Over the last week, we have seen the biggest issue to divide the nation since Brexit. I am not referring to Rishi Sunak's common-sense speech on net zero, I am of course referring to the controversy surrounding Russell Brand.
Like leaving the EU, it has divided families and strained relationships. After all, who will ever forget the TV gold between GB News favourites Andrew Pierce and Beverley Turner.
For some Russell Brand is a hero who can do no wrong, irrespective of the evidence provided by Dispatches and the Sunday Times, and the testimony of people who claimed they were sexually assaulted by him.
To others, he is a despicable pervert, convicted in the court of the media, even though he denies all the allegations against him, and even though he hasn't been even charged with an offence, let alone convicted.
If you don't have an opinion on the Russell Brand situation, you are in an exclusive club.
WATCH NOW: Timeline of the allegations against Russell Brand so far
Given the nature of the allegations, the high profile of Russell Brand, and his long-standing employment with a wide range of media companies - including the state-owned pair of the BBC and Channel 4 - it is inevitable and completely right that the DCMS Select Committee in Parliament should want to take an interest.
I spent over 10 years on the DCMS Select Committee and, in my day, we would often involve ourselves in similar controversies which were not only of interest to the public but also in the public interest.
Given YouTube have taken pre-emptive action against Russell Brand, stopping him from making money on their platform, it would have been perfectly reasonable for the Select Committee to ask other platforms what stance they were taking.
However, it was a clear and misguided overreach for the Select Committee to express concern that Russell Brand - without being charged or convicted of an offence - was still being allowed by Rumble to make a living.
We simply cannot have a situation where whenever anyone has allegations made about them, they instantly have their livelihood removed from them by a self-appointed lynch mob.
We believe in the rule of law in this country for good reason, and everyone - including select committee members (perhaps especially select committee members) - should remember that.

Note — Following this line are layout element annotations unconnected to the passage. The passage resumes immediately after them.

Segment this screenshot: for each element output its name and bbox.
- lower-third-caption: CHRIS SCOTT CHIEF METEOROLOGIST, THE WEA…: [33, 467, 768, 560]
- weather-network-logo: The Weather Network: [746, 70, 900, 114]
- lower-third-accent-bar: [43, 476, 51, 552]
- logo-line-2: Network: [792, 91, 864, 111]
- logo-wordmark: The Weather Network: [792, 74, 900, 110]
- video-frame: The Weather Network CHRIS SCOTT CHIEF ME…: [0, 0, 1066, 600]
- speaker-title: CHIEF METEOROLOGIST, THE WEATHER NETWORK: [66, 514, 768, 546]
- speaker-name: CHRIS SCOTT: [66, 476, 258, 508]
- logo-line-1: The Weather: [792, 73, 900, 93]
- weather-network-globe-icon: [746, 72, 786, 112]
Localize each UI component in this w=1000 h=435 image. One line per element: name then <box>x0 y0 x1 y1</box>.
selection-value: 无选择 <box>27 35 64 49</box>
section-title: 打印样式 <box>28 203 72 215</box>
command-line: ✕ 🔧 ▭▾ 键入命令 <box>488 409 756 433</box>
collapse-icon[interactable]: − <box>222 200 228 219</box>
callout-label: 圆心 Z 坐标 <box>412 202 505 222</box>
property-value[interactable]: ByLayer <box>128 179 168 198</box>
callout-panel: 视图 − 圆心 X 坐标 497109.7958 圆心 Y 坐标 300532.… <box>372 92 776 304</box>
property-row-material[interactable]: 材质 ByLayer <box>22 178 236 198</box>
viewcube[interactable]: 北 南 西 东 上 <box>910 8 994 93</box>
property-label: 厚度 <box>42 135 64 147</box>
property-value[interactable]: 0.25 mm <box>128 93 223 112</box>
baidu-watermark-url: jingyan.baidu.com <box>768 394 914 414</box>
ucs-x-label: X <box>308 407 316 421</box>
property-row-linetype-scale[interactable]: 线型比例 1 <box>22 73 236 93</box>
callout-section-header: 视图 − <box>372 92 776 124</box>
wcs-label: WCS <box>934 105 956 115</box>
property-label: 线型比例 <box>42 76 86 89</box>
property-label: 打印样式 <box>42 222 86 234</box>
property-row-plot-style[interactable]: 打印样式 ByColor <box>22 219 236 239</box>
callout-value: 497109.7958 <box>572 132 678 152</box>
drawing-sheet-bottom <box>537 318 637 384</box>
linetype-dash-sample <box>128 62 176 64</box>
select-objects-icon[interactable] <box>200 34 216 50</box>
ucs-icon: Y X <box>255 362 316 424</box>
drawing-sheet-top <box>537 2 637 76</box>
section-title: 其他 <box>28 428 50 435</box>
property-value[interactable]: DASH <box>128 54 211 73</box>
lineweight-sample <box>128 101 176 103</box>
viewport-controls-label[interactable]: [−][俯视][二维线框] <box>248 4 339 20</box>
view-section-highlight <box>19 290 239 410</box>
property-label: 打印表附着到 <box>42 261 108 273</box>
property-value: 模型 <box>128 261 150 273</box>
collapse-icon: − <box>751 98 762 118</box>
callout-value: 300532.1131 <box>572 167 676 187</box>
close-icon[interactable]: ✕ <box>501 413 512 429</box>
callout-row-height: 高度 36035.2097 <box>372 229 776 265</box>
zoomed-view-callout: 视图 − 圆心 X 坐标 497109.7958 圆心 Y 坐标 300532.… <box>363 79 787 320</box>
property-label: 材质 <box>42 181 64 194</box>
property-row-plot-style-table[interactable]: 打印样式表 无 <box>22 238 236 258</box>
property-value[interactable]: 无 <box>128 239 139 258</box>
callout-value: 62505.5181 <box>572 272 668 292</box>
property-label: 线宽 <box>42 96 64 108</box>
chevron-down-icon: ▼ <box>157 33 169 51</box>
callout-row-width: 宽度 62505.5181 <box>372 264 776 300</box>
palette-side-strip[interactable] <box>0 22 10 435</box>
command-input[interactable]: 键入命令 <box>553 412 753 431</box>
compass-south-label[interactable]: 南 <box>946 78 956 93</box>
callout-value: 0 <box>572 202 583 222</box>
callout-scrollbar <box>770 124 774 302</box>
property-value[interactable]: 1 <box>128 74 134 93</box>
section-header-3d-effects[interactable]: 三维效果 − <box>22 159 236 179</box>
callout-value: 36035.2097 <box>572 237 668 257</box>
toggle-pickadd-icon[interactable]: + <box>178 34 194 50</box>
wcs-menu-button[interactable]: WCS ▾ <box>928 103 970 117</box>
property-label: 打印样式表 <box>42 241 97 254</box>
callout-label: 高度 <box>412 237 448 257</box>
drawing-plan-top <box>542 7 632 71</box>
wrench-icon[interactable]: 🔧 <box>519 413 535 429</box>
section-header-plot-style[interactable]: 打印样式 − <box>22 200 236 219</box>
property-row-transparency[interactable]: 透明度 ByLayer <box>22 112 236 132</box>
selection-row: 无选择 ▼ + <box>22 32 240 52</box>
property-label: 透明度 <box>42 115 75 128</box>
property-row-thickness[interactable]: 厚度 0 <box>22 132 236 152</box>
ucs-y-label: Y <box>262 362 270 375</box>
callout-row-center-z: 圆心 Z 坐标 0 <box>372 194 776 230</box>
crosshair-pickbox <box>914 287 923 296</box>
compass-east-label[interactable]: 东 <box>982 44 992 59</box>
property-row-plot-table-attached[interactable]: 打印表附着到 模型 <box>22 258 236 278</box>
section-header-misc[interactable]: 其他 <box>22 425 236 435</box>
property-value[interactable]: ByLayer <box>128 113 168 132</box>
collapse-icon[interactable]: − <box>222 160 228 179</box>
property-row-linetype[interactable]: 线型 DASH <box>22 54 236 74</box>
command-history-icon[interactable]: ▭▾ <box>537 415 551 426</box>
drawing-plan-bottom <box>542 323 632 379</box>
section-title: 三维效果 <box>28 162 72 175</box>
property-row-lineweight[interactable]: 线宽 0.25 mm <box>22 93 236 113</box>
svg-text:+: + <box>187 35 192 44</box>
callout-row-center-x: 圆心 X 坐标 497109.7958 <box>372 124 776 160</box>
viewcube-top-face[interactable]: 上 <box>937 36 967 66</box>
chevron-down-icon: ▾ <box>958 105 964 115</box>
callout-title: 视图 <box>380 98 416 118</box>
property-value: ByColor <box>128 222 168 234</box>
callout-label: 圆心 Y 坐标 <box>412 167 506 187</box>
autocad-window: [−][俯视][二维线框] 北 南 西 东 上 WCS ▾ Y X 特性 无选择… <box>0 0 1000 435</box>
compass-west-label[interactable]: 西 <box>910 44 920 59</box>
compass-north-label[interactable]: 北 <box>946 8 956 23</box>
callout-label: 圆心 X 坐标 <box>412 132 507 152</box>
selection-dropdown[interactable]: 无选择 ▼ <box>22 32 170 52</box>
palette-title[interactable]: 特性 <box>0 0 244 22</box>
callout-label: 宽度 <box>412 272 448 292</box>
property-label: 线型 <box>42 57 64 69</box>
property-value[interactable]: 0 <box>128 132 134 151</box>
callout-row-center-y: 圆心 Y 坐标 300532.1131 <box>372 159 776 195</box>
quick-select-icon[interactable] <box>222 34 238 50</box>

We now have calls for Caroline Dinenage to resign as Chairman of the Select Committee on the back of this ill-advised letter. Those calls are being led by my GB News colleague Laurence Fox.
Laurence is a great champion of free speech and is one of the most effective opponents of cancel culture. I am therefore surprised that Laurence of all people thinks Caroline should be cancelled for doing something with which he disagrees.
Surely we can all stress our disagreement with someone without demanding they are sacked for making a mistake - however outraged we might be by it.
I should also point out that whilst the letter has Caroline's name at the bottom of it as Chairman, normal protocol requires that all letters from select committees are agreed upon by the whole committee before being sent, so all members - unless any were outvoted - should take equal responsibility for the sending of the letter.
The DCMS Select Committee has clearly overstepped the mark - and the backlash will hopefully make all parliamentarians think twice about acting as prosecutor, jury and judge when serious allegations are made about people.
Russell Brand has denied all allegations against him
Caroline Dinenage should apologise on behalf of the committee for the wording of the letter, and acknowledge that expressing concern at Russell Brand's continued employment was inappropriate.
But come on Laurence, Caroline Dinenage doesn't need to resign, nor should she, for simply doing something which you vehemently disagree with. Let's not turn the sensible assertion of "innocent until proven guilty" into creating a new victim of cancel culture from the most unlikely source.